Typically used for quickly connecting a pipeline to a processing function.
Example:
pipeline.Stream(func(ds DataStream[int]) DataStream[int] { ... })
Example ¶
ExamplePipeline_Stream demonstrates how to create and use a simple Pipeline that processes integer inputs by doubling their values and then returns an output DataStream.
errChan := make(chan error, 3)
defer close(errChan)
inChan := make(chan int, 5)
// Create and open the pipeline
ds := New[int, int](
context.Background(),
sources.FromChannel(inChan, sources.Params{BufferSize: 5}),
errChan,
).Stream(
func(p datastreams.DataStream[int]) datastreams.DataStream[int] {
return p.Run(
func(v int) (int, error) {
return v * 2, nil
},
datastreams.Params{BufferSize: 5},
)
},
)
// Send values to the pipeline's source channel
go func() {
for _, val := range []int{1, 2, 3, 4, 5} {
inChan <- val
}
close(inChan)
}()
for out := range ds.Out() {
fmt.Println("out:", out)
}
Output: out: 2 out: 4 out: 6 out: 8 out: 10
func (*Pipeline[T, U]) Tee ¶
func (p *Pipeline[T, U]) Tee(params ...datastreams.Params) (datastreams.DataStream[U], datastreams.DataStream[U])
Tee creates a fork in the pipeline's sink DataStream, returning two DataStreams that each receive the same data from the sink.
This is useful for sending the same processed output to multiple consumers.
- params: optional datastreams.Params for buffer sizing, etc.
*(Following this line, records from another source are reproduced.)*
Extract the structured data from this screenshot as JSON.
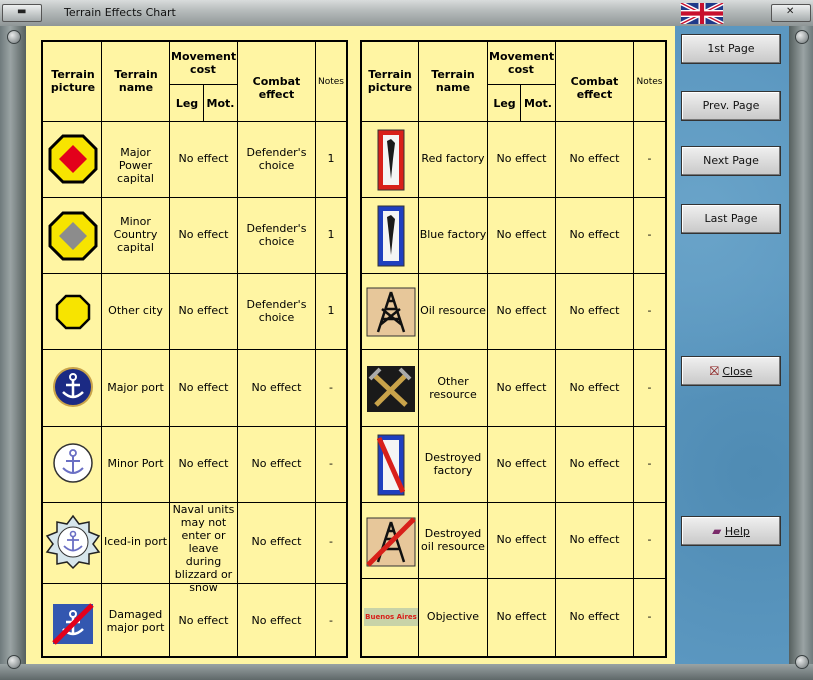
{
  "window": {
    "title": "Terrain Effects Chart"
  },
  "headers": {
    "picture": "Terrain picture",
    "name": "Terrain name",
    "movement": "Movement cost",
    "leg": "Leg",
    "mot": "Mot.",
    "combat": "Combat effect",
    "notes": "Notes"
  },
  "left_rows": [
    {
      "name": "Major Power capital",
      "move": "No effect",
      "combat": "Defender's choice",
      "notes": "1"
    },
    {
      "name": "Minor Country capital",
      "move": "No effect",
      "combat": "Defender's choice",
      "notes": "1"
    },
    {
      "name": "Other city",
      "move": "No effect",
      "combat": "Defender's choice",
      "notes": "1"
    },
    {
      "name": "Major port",
      "move": "No effect",
      "combat": "No effect",
      "notes": "-"
    },
    {
      "name": "Minor Port",
      "move": "No effect",
      "combat": "No effect",
      "notes": "-"
    },
    {
      "name": "Iced-in port",
      "move": "Naval units may not enter or leave during blizzard or snow",
      "combat": "No effect",
      "notes": "-"
    },
    {
      "name": "Damaged major port",
      "move": "No effect",
      "combat": "No effect",
      "notes": "-"
    }
  ],
  "right_rows": [
    {
      "name": "Red factory",
      "move": "No effect",
      "combat": "No effect",
      "notes": "-"
    },
    {
      "name": "Blue factory",
      "move": "No effect",
      "combat": "No effect",
      "notes": "-"
    },
    {
      "name": "Oil resource",
      "move": "No effect",
      "combat": "No effect",
      "notes": "-"
    },
    {
      "name": "Other resource",
      "move": "No effect",
      "combat": "No effect",
      "notes": "-"
    },
    {
      "name": "Destroyed factory",
      "move": "No effect",
      "combat": "No effect",
      "notes": "-"
    },
    {
      "name": "Destroyed oil resource",
      "move": "No effect",
      "combat": "No effect",
      "notes": "-"
    },
    {
      "name": "Objective",
      "move": "No effect",
      "combat": "No effect",
      "notes": "-"
    }
  ],
  "objective_label": "Buenos Aires",
  "buttons": {
    "first": "1st Page",
    "prev": "Prev. Page",
    "next": "Next Page",
    "last": "Last Page",
    "close": "Close",
    "help": "Help"
  },
  "icons": [
    "major-capital-icon",
    "minor-capital-icon",
    "city-icon",
    "major-port-icon",
    "minor-port-icon",
    "iced-port-icon",
    "damaged-port-icon",
    "red-factory-icon",
    "blue-factory-icon",
    "oil-icon",
    "resource-icon",
    "destroyed-factory-icon",
    "destroyed-oil-icon",
    "objective-icon",
    "uk-flag-icon",
    "close-icon",
    "help-icon"
  ]
}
- returns two DataStreams of type U, each receiving the same data from the pipeline sink.
Example ¶
ExamplePipeline_Tee demonstrates how to create and use a simple Pipeline that processes integer inputs by doubling their values and then tees the output into two distinct streams.
errChan := make(chan error)
defer close(errChan)
// Create and open the pipeline
out1, out2 := New[int, int](
context.Background(),
sources.FromArray([]int{1, 2, 3, 4, 5}),
errChan,
).Start(
func(p datastreams.DataStream[int]) datastreams.DataStream[int] {
return p.Run(func(v int) (int, error) {
return v * 2, nil
})
},
).Tee(datastreams.Params{BufferSize: 5})
// Collect and print the results from both outputs
for out := range out1.Out() {
fmt.Println("out1:", out)
}
for out := range out2.Out() {
fmt.Println("out2:", out)
}
Output: out1: 2 out1: 4 out1: 6 out1: 8 out1: 10 out2: 2 out2: 4 out2: 6 out2: 8 out2: 10
func (*Pipeline[T, U]) ToSource ¶
func (p *Pipeline[T, U]) ToSource() datastreams.Sourcer[U]
ToSource converts the pipeline's sink into a datastreams.Sourcer[U], allowing it to be used as a source in another pipeline.
Example ¶
ExamplePipeline_ToSource demonstrates how to turn a Pipeline into a source to be used in another Pipeline.
ctx, cancel := context.WithTimeout(context.Background(), 2*time.Second)
defer cancel()
errChan := make(chan error, 1)
defer close(errChan)
source := New[int, string](
ctx,
sources.FromArray([]int{1, 2, 3}),
errChan,
).Start(
func(p datastreams.DataStream[int]) datastreams.DataStream[string] {
return datastreams.Map(
p,
func(i int) (string, error) { return string(rune('A' + i)), nil },
).Run(
func(s string) (string, error) {
return "processed " + s, nil
},
)
},
).ToSource()
for v := range source.Source(ctx, errChan).Out() {
fmt.Println(v)
}
Output: processed B processed C processed D
type StreamFunc ¶
type StreamFunc[T any, U any] func(stream datastreams.DataStream[T]) datastreams.DataStream[U]
StreamFunc is a function that takes a datastreams.DataStream and returns a datastreams.DataStream.
A StreamFunc represents a logical segment of a pipeline, where data can be consumed, transformed, filtered, or otherwise processed. The output of a StreamFunc is another DataStream that can be further chained.